En un fallo que pone el foco en el deber de seguridad de las autopistas, la justicia civil determinó que la Sociedad Concesionaria Ruta del Algarrobo S.A. es responsable de los daños psicológicos sufridos por una conductora. Pese a que los animales fueron reportados por WhatsApp una hora antes del impacto, la empresa no adoptó medidas, dejando a la víctima expuesta a una noche de angustia que incluyó el acoso de un camionero en la ruta.
El estándar de seguridad que los usuarios esperan al pagar un peaje volvió a ser centro de debate en los tribunales. La Decimocuarta Sala de la Corte de Apelaciones de Santiago dictó una sentencia unánime que obliga a la Sociedad Concesionaria Ruta del Algarrobo S.A. a indemnizar con $5.000.000 por daño moral a una prevencionista de riesgos que, en octubre de 2020, colisionó con una tropilla de caballos en plena Ruta 5 Norte.
El fallo (causa rol 9.216-2023) revoca parcialmente la decisión de primera instancia, centrando la responsabilidad de la empresa no solo en el accidente, sino en la omisión inexcusable frente a un peligro que ya era de su conocimiento.
El aviso por WhatsApp que la empresa ignoró
El incidente ocurrió cerca de la 01:40 de la madrugada en el kilómetro 490, a la altura de la cuesta “Porotito”, entre La Serena y Copiapó. La conductora, Camila Urqueta Meriño, circulaba a una velocidad de entre 80 y 90 km/h cuando, al intentar adelantar a un bus, se encontró de frente con cinco o seis caballos. Aunque intentó frenar, impactó a uno de ellos, dejando su vehículo destruido y al animal agonizando en la vía.
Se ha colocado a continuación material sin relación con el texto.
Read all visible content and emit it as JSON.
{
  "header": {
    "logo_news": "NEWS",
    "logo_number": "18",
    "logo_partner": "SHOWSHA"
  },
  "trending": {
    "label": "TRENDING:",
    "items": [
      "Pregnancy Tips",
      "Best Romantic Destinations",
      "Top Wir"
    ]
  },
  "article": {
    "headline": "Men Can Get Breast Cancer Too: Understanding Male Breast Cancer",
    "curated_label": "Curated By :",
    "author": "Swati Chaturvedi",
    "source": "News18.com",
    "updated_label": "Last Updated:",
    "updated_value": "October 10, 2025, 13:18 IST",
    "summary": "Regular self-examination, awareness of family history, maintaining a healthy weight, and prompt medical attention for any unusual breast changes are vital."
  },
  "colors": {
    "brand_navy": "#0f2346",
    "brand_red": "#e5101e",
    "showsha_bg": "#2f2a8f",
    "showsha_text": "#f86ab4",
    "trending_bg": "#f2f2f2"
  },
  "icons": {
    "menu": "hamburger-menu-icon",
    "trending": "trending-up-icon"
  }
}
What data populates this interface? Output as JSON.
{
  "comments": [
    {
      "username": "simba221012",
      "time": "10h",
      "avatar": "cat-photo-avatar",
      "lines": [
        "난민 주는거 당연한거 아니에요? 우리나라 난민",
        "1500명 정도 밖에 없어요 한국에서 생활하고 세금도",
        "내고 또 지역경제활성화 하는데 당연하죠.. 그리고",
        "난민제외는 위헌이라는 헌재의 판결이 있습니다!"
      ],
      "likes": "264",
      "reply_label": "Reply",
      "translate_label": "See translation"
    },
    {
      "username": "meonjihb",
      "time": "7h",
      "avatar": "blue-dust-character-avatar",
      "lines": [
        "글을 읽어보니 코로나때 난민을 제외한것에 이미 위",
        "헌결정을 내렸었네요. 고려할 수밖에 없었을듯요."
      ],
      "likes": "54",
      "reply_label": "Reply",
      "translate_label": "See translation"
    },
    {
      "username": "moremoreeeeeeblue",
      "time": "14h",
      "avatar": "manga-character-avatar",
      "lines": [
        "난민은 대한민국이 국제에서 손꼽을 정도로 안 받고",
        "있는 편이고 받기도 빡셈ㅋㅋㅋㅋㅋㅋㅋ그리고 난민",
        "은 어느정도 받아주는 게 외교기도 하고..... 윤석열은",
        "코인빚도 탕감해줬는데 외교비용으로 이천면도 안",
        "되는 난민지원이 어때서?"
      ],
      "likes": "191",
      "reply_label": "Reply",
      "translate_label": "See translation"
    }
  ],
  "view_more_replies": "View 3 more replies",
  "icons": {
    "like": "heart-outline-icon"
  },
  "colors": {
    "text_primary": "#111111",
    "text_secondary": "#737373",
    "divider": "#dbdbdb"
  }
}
La pieza clave que permitió al tribunal de alzada establecer la negligencia fue una conversación de WhatsApp sostenida con el encargado de asistencia de la ruta, Shian Manterola. En dicho registro, se acreditó que la concesionaria ya había recibido una alerta sobre animales sueltos en el kilómetro 499 al menos una hora antes del choque.
Para los ministros María Teresa Díaz, Juan Ángel Muñoz y el abogado (i) Francisco Amigo, la empresa tuvo tiempo suficiente para actuar. “No obstante encontrarse informada del riesgo existente con suficiente antelación, la demandada no adoptó ninguna medida concreta para superar el peligro, al punto de que el accidente, previsible y evitable, se produjo”, sostiene el fallo.
Una noche de angustia: caballos muertos y acoso sexual
La demanda detalló que la colisión fue solo el inicio de una jornada traumática. Tras el impacto, la conductora y su acompañante debieron esperar auxilio en una ruta oscura, custodiando el lugar con triángulos mientras el caballo golpeado moría tras una hora de agonía.
En ese contexto de vulnerabilidad, la víctima denunció que un camionero se detuvo en el lugar, pero lejos de prestar ayuda, “formuló insinuaciones de carácter sexual, manteniéndose en el sitio acosándolas por largo rato”, hasta que la llegada de una ambulancia lo obligó a huir. Estos hechos, sumados al estrés postraumático, insomnio y cuadros de ansiedad acreditados por informes psicológicos, fueron fundamentales para que la Corte otorgara la indemnización por daño moral que el tribunal de primera instancia había rechazado originalmente.
El régimen de responsabilidad de las concesionarias
En su defensa, la Sociedad Concesionaria Ruta del Algarrobo intentó eximirse de responsabilidad argumentando que el cuidado de los animales corresponde exclusivamente a sus dueños, según el Código Civil y la Ley de Tránsito. Sostuvieron, además, que se les pretendía aplicar una “responsabilidad objetiva” improcedente, asegurando que sus cercos perimetrales estaban en norma.
Sin embargo, la Corte de Santiago fue tajante al aplicar el artículo 23 de la Ley de Concesiones. Los magistrados recordaron que el concesionario tiene la obligación legal de “suprimir las causas que originen molestias, inconvenientes o peligrosidades a los usuarios”, garantizando la continuidad del servicio en condiciones de absoluta normalidad.
Al final, aunque el tribunal rechazó el pago del daño emergente (la desvalorización del auto) por considerar que no se presentaron pruebas suficientes sobre el valor de mercado del vehículo siniestrado, sí validó la afectación a la integridad psíquica de la usuaria. Con esta resolución, la justicia reafirma que la seguridad en las rutas concesionadas no es una opción, sino una obligación que comienza desde el momento en que se reporta el primer peligro en la vía.